In The Good Ol' Times, I would have replied "let's check the TLD", but now that list is basically trending to include the entire English dictionary... so I guess the only response these days is "ask DNS". So we've already gone from "pattern-match a string" to "pattern-match then make network calls", which (as anyone who's done any network work knows) also requires managing a bunch of possible/likely error states (offline, timeout, partial response, response format, etc etc).
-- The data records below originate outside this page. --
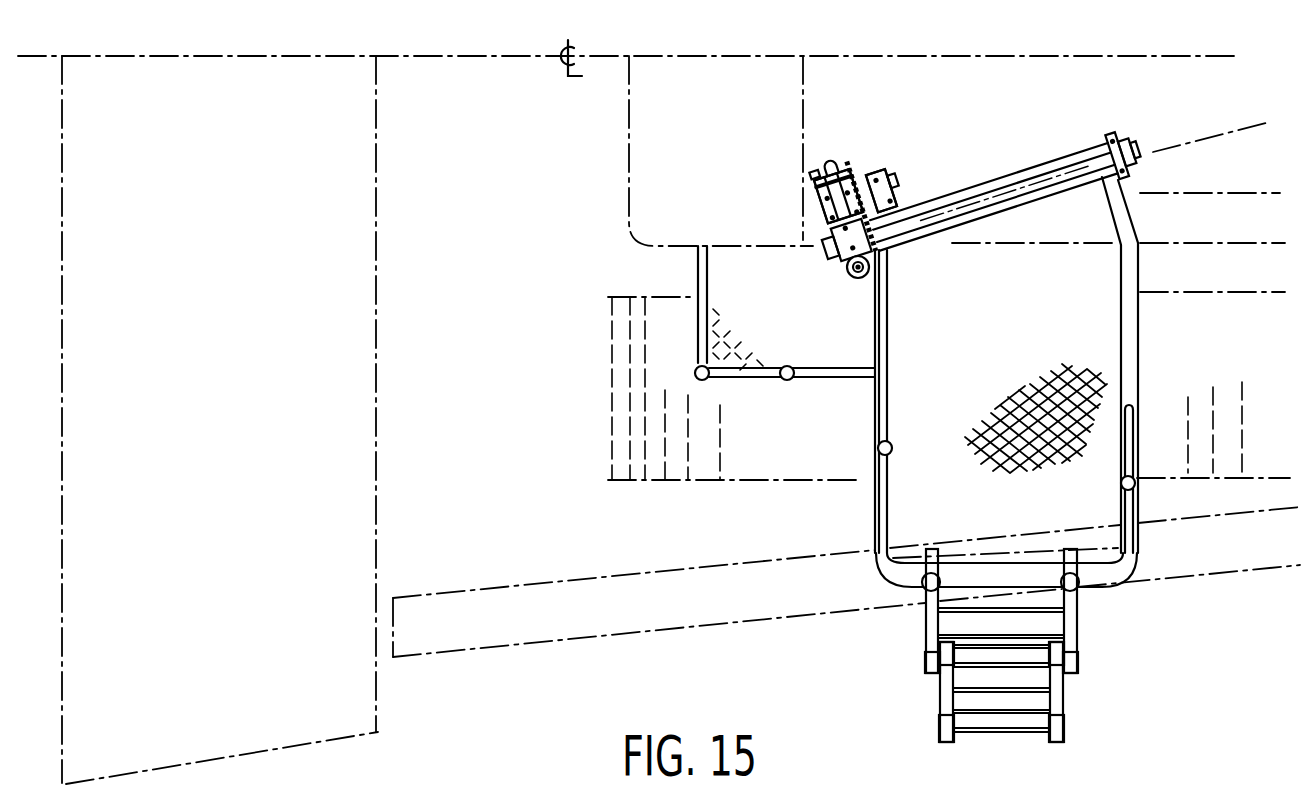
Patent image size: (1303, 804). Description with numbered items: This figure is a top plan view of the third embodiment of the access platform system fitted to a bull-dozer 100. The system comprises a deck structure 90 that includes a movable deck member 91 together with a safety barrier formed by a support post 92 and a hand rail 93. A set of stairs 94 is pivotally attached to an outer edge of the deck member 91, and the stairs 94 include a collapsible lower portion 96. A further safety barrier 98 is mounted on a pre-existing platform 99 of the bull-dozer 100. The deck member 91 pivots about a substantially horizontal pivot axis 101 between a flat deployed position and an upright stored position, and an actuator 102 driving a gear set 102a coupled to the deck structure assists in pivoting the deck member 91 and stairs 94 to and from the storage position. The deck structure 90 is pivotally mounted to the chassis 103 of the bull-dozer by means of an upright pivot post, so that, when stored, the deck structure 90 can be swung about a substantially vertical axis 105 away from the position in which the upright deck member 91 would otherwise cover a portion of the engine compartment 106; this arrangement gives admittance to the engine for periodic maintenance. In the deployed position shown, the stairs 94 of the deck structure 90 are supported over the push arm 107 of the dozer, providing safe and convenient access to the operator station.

The deck structure 90 is at (1178, 374).
The movable deck member 91 is at (1010, 377).
The support post 92 is at (922, 583).
The hand rail 93 is at (878, 522).
The set of stairs 94 is at (922, 627).
The collapsible lower portion 96 is at (1057, 698).
The further safety barrier 98 is at (698, 284).
The pre-existing platform 99 is at (787, 325).
The bull-dozer 100 is at (567, 134).
The horizontal pivot axis 101 is at (1220, 233).
The actuator 102 is at (812, 205).
The gear set 102a is at (893, 212).
The chassis 103 is at (1212, 140).
The vertical axis 105 is at (856, 278).
The engine compartment 106 is at (962, 105).
The push arm 107 is at (522, 633).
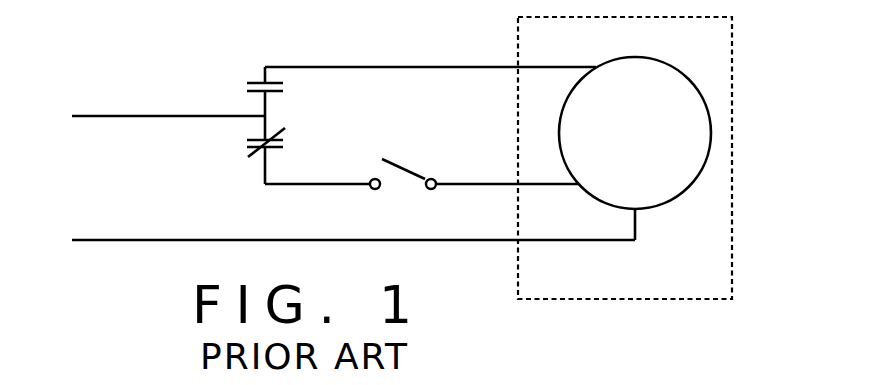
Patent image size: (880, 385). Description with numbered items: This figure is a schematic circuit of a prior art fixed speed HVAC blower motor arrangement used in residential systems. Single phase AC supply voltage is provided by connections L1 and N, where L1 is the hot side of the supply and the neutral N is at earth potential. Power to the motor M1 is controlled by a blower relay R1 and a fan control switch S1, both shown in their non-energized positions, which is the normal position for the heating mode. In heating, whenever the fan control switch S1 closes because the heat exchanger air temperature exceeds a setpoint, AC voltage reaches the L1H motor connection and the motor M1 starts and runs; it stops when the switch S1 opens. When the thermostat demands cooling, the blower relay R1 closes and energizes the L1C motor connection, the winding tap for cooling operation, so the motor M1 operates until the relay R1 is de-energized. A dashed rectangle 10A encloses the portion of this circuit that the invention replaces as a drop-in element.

The rectangle 10A is at (619, 311).
The hot supply connection L1 is at (150, 117).
The cooling motor connection L1C is at (430, 50).
The heating motor connection L1H is at (507, 169).
The neutral N is at (342, 238).
The blower relay R1 is at (284, 125).
The fan control switch S1 is at (350, 161).
The motor M1 is at (635, 148).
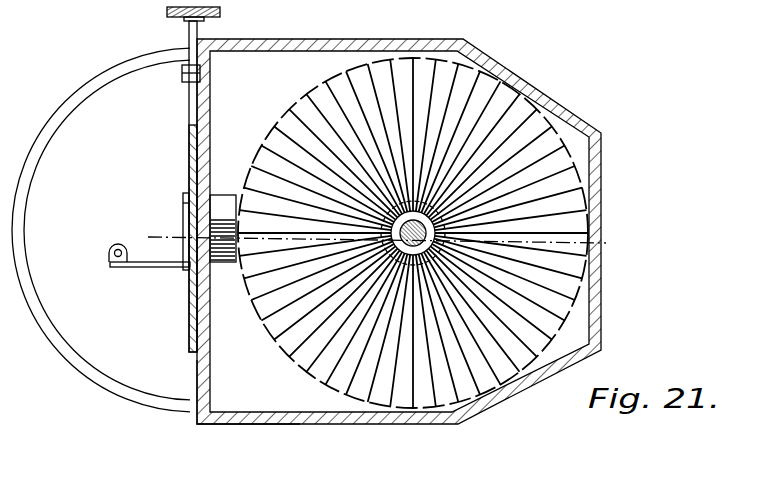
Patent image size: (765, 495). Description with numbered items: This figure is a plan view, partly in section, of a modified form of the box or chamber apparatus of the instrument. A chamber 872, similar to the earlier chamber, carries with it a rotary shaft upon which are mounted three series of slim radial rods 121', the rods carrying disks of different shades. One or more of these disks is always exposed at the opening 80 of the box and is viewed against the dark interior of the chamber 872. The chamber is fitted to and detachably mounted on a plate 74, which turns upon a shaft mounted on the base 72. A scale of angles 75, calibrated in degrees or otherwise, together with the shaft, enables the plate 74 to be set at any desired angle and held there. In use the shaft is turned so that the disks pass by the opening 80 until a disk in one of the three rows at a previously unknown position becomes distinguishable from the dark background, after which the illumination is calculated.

So yeah, nothing is as easy as it looks.
So now we have to ask for user consent (installation time? first run?) and respond accordingly, adding another piece of UI... but it will only take an hour, right...?
> The term "Uniform Resource Locator" (URL) refers to the subset of URIs that [..] provide a means of locating the resource by describing its primary access mechanism
Since "foo.bar" does not describe an access mechanism, it is not a URL. Yes, you could make the argument that "foo.bar" is a relative-path reference as described in section 4.2, but that is only used to:
> express a URI reference relative to the name space of another hierarchical URI
So "foo.bar" can only be considered a URL in the context of another given URL, and in your example there is none.
I don't have to worry about that, because I'll pick a language that offers a `URL` object or something similar, and which handles the validation for me.
Additionally, if foo.bar were a valid URL, then I would expect it to appear on the list. I can't read the user's mind as to whether the text should be treated as a URL or not.